Crede che la Lega sia sulla stessa posizione riguardo alla Cina?
No. L’apparente sovranismo di M5s è diverso da quello della Lega. Quest’ultima sarà sovranista, ma è anche nazionalista, protezionista. E si è anche già schierata contro la concorrenza sleale cinese. La Lega deve difendere delle imprese, degli interessi economici, non può vedere di buon occhio la Cina. Questa spaccatura nel Governo aggrava la questione Tav.
Perché?
Perché se ci fosse la Tav, il porto di Genova non avrebbe bisogno affatto di accordi con la Cina, anche perché la linea ferroviaria ad alta velocità sarebbe vantaggiosa per tutti i paesi dell’Asia. Può darsi che i cinesi siano convinti che la Tav si farà tra un po’, magari dopo la caduta di questo Governo, nel frattempo sperano che non si faccia così possono comprare a buon prezzo il porto di Genova.
E se invece la Tav si facesse?
È evidente che se si facesse la Tav, i cinesi avrebbero scarse possibilità di attuare la Via della Seta nel senso politico-finanziario: la attuerebbero dal loro punto di vista mercantile, nel senso che avrebbero un vantaggio in Europa, dal punto di vista dell’interscambio, ma ci sarebbe anche la concorrenza di tutti gli altri paesi asiatici.
Per cui se aderissimo alla Via della Seta e contemporaneamente dicessimo sì alla Tav…
La Via della Seta diventerebbe una linea particolare con cui i cinesi si presenterebbero sul mercato europeo, ma arriverebbero anche altri paesi asiatici. In questo modo Pechino avrebbe poche chance di mettere le mani sul porto di Genova, dove invece avremmo investimenti finanziari e non già un investimento di dominio politico e in seconda linea finanziario. Non dobbiamo dimenticare che la finanza cinese è una finanza di Stato che ha come principale obiettivo quello politico.
Professore, la Via della Seta avrebbe però come approdo il Porto di Trieste, non quello di Genova.

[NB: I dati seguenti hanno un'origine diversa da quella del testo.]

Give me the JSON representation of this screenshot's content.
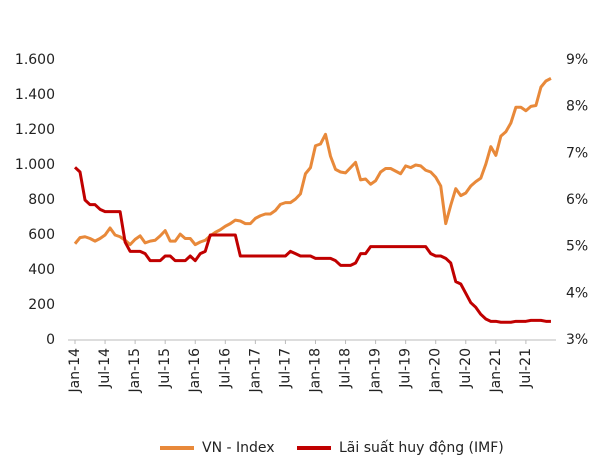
{
  "chart_data": {
    "type": "line",
    "categories": [
      "Jan-14",
      null,
      null,
      null,
      null,
      null,
      "Jul-14",
      null,
      null,
      null,
      null,
      null,
      "Jan-15",
      null,
      null,
      null,
      null,
      null,
      "Jul-15",
      null,
      null,
      null,
      null,
      null,
      "Jan-16",
      null,
      null,
      null,
      null,
      null,
      "Jul-16",
      null,
      null,
      null,
      null,
      null,
      "Jan-17",
      null,
      null,
      null,
      null,
      null,
      "Jul-17",
      null,
      null,
      null,
      null,
      null,
      "Jan-18",
      null,
      null,
      null,
      null,
      null,
      "Jul-18",
      null,
      null,
      null,
      null,
      null,
      "Jan-19",
      null,
      null,
      null,
      null,
      null,
      "Jul-19",
      null,
      null,
      null,
      null,
      null,
      "Jan-20",
      null,
      null,
      null,
      null,
      null,
      "Jul-20",
      null,
      null,
      null,
      null,
      null,
      "Jan-21",
      null,
      null,
      null,
      null,
      null,
      "Jul-21",
      null,
      null,
      null,
      null,
      null
    ],
    "series": [
      {
        "name": "VN - Index",
        "color": "#e8893a",
        "values": [
          550,
          585,
          590,
          580,
          565,
          580,
          600,
          640,
          600,
          590,
          570,
          545,
          575,
          595,
          555,
          565,
          570,
          595,
          625,
          565,
          565,
          605,
          580,
          580,
          545,
          560,
          570,
          595,
          615,
          630,
          650,
          665,
          685,
          680,
          665,
          665,
          695,
          710,
          720,
          720,
          740,
          775,
          785,
          785,
          805,
          835,
          950,
          985,
          1110,
          1120,
          1175,
          1050,
          975,
          960,
          955,
          985,
          1015,
          915,
          920,
          890,
          910,
          960,
          980,
          980,
          965,
          950,
          995,
          985,
          1000,
          995,
          970,
          960,
          930,
          880,
          665,
          770,
          865,
          825,
          840,
          880,
          905,
          925,
          1005,
          1105,
          1055,
          1165,
          1190,
          1240,
          1330,
          1330,
          1310,
          1335,
          1340,
          1445,
          1480,
          1495
        ]
      },
      {
        "name": "Lãi suất huy động (IMF)",
        "color": "#c00000",
        "axis": "y2",
        "values": [
          6.7,
          6.6,
          6.0,
          5.9,
          5.9,
          5.8,
          5.75,
          5.75,
          5.75,
          5.75,
          5.1,
          4.9,
          4.9,
          4.9,
          4.85,
          4.7,
          4.7,
          4.7,
          4.8,
          4.8,
          4.7,
          4.7,
          4.7,
          4.8,
          4.7,
          4.85,
          4.9,
          5.25,
          5.25,
          5.25,
          5.25,
          5.25,
          5.25,
          4.8,
          4.8,
          4.8,
          4.8,
          4.8,
          4.8,
          4.8,
          4.8,
          4.8,
          4.8,
          4.9,
          4.85,
          4.8,
          4.8,
          4.8,
          4.75,
          4.75,
          4.75,
          4.75,
          4.7,
          4.6,
          4.6,
          4.6,
          4.65,
          4.85,
          4.85,
          5.0,
          5.0,
          5.0,
          5.0,
          5.0,
          5.0,
          5.0,
          5.0,
          5.0,
          5.0,
          5.0,
          5.0,
          4.85,
          4.8,
          4.8,
          4.75,
          4.65,
          4.25,
          4.2,
          4.0,
          3.8,
          3.7,
          3.55,
          3.45,
          3.4,
          3.4,
          3.38,
          3.38,
          3.38,
          3.4,
          3.4,
          3.4,
          3.42,
          3.42,
          3.42,
          3.4,
          3.4
        ]
      }
    ],
    "ylim": [
      0,
      1600
    ],
    "yticks": [
      0,
      200,
      400,
      600,
      800,
      {
        "value": 1000,
        "label": "1.000"
      },
      {
        "value": 1200,
        "label": "1.200"
      },
      {
        "value": 1400,
        "label": "1.400"
      },
      {
        "value": 1600,
        "label": "1.600"
      }
    ],
    "y2lim": [
      3,
      9
    ],
    "y2ticks": [
      {
        "value": 3,
        "label": "3%"
      },
      {
        "value": 4,
        "label": "4%"
      },
      {
        "value": 5,
        "label": "5%"
      },
      {
        "value": 6,
        "label": "6%"
      },
      {
        "value": 7,
        "label": "7%"
      },
      {
        "value": 8,
        "label": "8%"
      },
      {
        "value": 9,
        "label": "9%"
      }
    ],
    "grid": false,
    "legend": "bottom"
  }
}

Certo, perché Trieste è a est, ma anche Genova sarebbe importante, perché da lì si va verso l’ovest e il nord Europa e si è più vicini a un’area più industriale. Stare lì vuol dire avere sotto tiro il nucleo dell’industria e della tecnologia italiana.
Tirando le somme, tra due settimane Xi Jinping arriverà in Italia e nel frattempo il Governo dovrà decidere cosa fare sulla Tav. L’esecutivo può superare indenne questi passaggi?

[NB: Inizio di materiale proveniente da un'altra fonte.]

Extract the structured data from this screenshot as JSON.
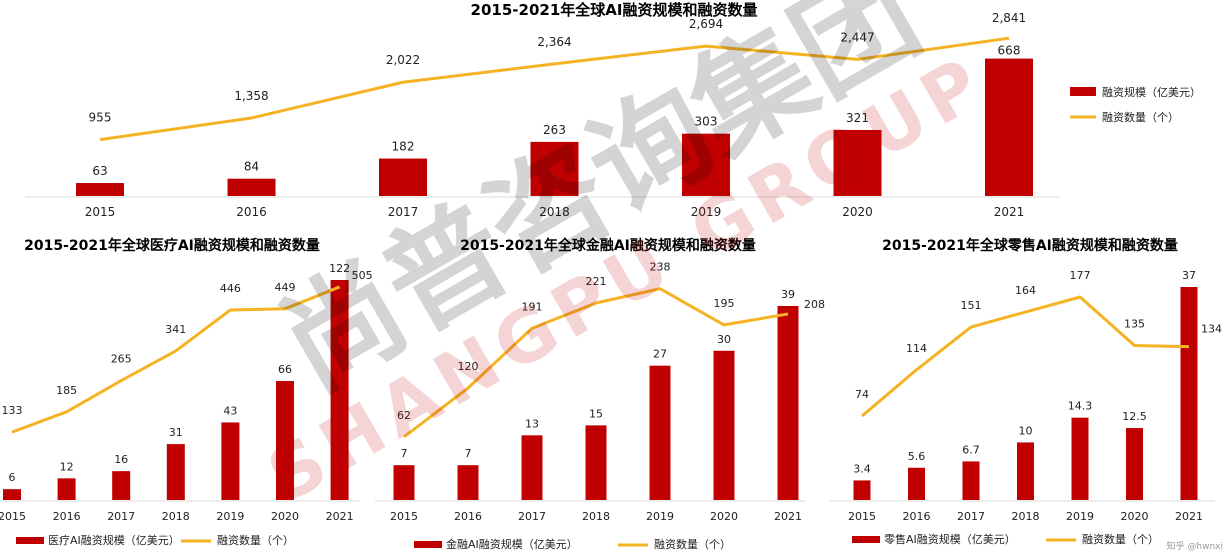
{
  "chart_data": [
    {
      "type": "bar",
      "title": "2015-2021年全球AI融资规模和融资数量",
      "categories": [
        "2015",
        "2016",
        "2017",
        "2018",
        "2019",
        "2020",
        "2021"
      ],
      "series": [
        {
          "name": "融资规模（亿美元）",
          "type": "bar",
          "values": [
            63,
            84,
            182,
            263,
            303,
            321,
            668
          ],
          "value_labels": [
            "63",
            "84",
            "182",
            "263",
            "303",
            "321",
            "668"
          ]
        },
        {
          "name": "融资数量（个）",
          "type": "line",
          "values": [
            955,
            1358,
            2022,
            2364,
            2694,
            2447,
            2841
          ],
          "value_labels": [
            "955",
            "1,358",
            "2,022",
            "2,364",
            "2,694",
            "2,447",
            "2,841"
          ]
        }
      ],
      "legend_position": "right"
    },
    {
      "type": "bar",
      "title": "2015-2021年全球医疗AI融资规模和融资数量",
      "categories": [
        "2015",
        "2016",
        "2017",
        "2018",
        "2019",
        "2020",
        "2021"
      ],
      "series": [
        {
          "name": "医疗AI融资规模（亿美元）",
          "type": "bar",
          "values": [
            6,
            12,
            16,
            31,
            43,
            66,
            122
          ],
          "value_labels": [
            "6",
            "12",
            "16",
            "31",
            "43",
            "66",
            "122"
          ]
        },
        {
          "name": "融资数量（个）",
          "type": "line",
          "values": [
            133,
            185,
            265,
            341,
            446,
            449,
            505
          ],
          "value_labels": [
            "133",
            "185",
            "265",
            "341",
            "446",
            "449",
            "505"
          ]
        }
      ],
      "legend_position": "bottom"
    },
    {
      "type": "bar",
      "title": "2015-2021年全球金融AI融资规模和融资数量",
      "categories": [
        "2015",
        "2016",
        "2017",
        "2018",
        "2019",
        "2020",
        "2021"
      ],
      "series": [
        {
          "name": "金融AI融资规模（亿美元）",
          "type": "bar",
          "values": [
            7,
            7,
            13,
            15,
            27,
            30,
            39
          ],
          "value_labels": [
            "7",
            "7",
            "13",
            "15",
            "27",
            "30",
            "39"
          ]
        },
        {
          "name": "融资数量（个）",
          "type": "line",
          "values": [
            62,
            120,
            191,
            221,
            238,
            195,
            208
          ],
          "value_labels": [
            "62",
            "120",
            "191",
            "221",
            "238",
            "195",
            "208"
          ]
        }
      ],
      "legend_position": "bottom"
    },
    {
      "type": "bar",
      "title": "2015-2021年全球零售AI融资规模和融资数量",
      "categories": [
        "2015",
        "2016",
        "2017",
        "2018",
        "2019",
        "2020",
        "2021"
      ],
      "series": [
        {
          "name": "零售AI融资规模（亿美元）",
          "type": "bar",
          "values": [
            3.4,
            5.6,
            6.7,
            10,
            14.3,
            12.5,
            37
          ],
          "value_labels": [
            "3.4",
            "5.6",
            "6.7",
            "10",
            "14.3",
            "12.5",
            "37"
          ]
        },
        {
          "name": "融资数量（个）",
          "type": "line",
          "values": [
            74,
            114,
            151,
            164,
            177,
            135,
            134
          ],
          "value_labels": [
            "74",
            "114",
            "151",
            "164",
            "177",
            "135",
            "134"
          ]
        }
      ],
      "legend_position": "bottom"
    }
  ],
  "colors": {
    "bar": "#c00000",
    "line": "#f5b324",
    "text": "#222222",
    "axis": "#d9d9d9",
    "watermark": "#000000",
    "watermark_brand": "#c00000"
  },
  "watermark": {
    "cn": "尚普咨询集团",
    "en": "SHANGPU GROUP"
  },
  "credit": "知乎 @hwnxi"
}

Guardi, il punto è che se l’Ue ritira i finanziamenti il Governo crolla. Non si può supporre che l’Italia che è già in recessione rinunci a quest’opera e non sia messa sotto inchiesta dall’Ue. La quale non è mica detto che ci lasci rinunciare alla Tav. Potrebbe anche decidere che la parte italiana venga gestita dalla Francia, che non sarebbe certo dispiaciuta di ciò. Visto che ci sono di mezzo la Francia e i paesi dell’est europeo, l’Ue potrebbe prendere questa decisione, di fatto commissariandoci.
A quel punto si metterebbe un freno anche alle mire cinesi sul porto di Genova…
Certo. Siamo di fronte a una questione politica importante. I 5 Stelle o hanno effettivamente una politica estera diciamo anti-atlantica, anti-europea, finanziata e sostenuta da interessi non europei, non americani e neanche russi, quindi per forza di cose cinesi, oppure fanno come gli africani, ritenendo che non ci sia strada per lo sviluppo economico se non quella di mettersi nella mani altrui per tirare a campare. Quindi se prendiamo la via del declino, questa ci porterà alla Cina. Ovviamente se ci fosse un’Europa vera, tutto questo discorso sarebbe diverso. Ora c’è un rapporto con gli Stati Uniti che, anche se non mancano elementi di ambiguità, è basato sul libero scambio: il Patto atlantico non è stato fatto nell’ottica di conquistarci.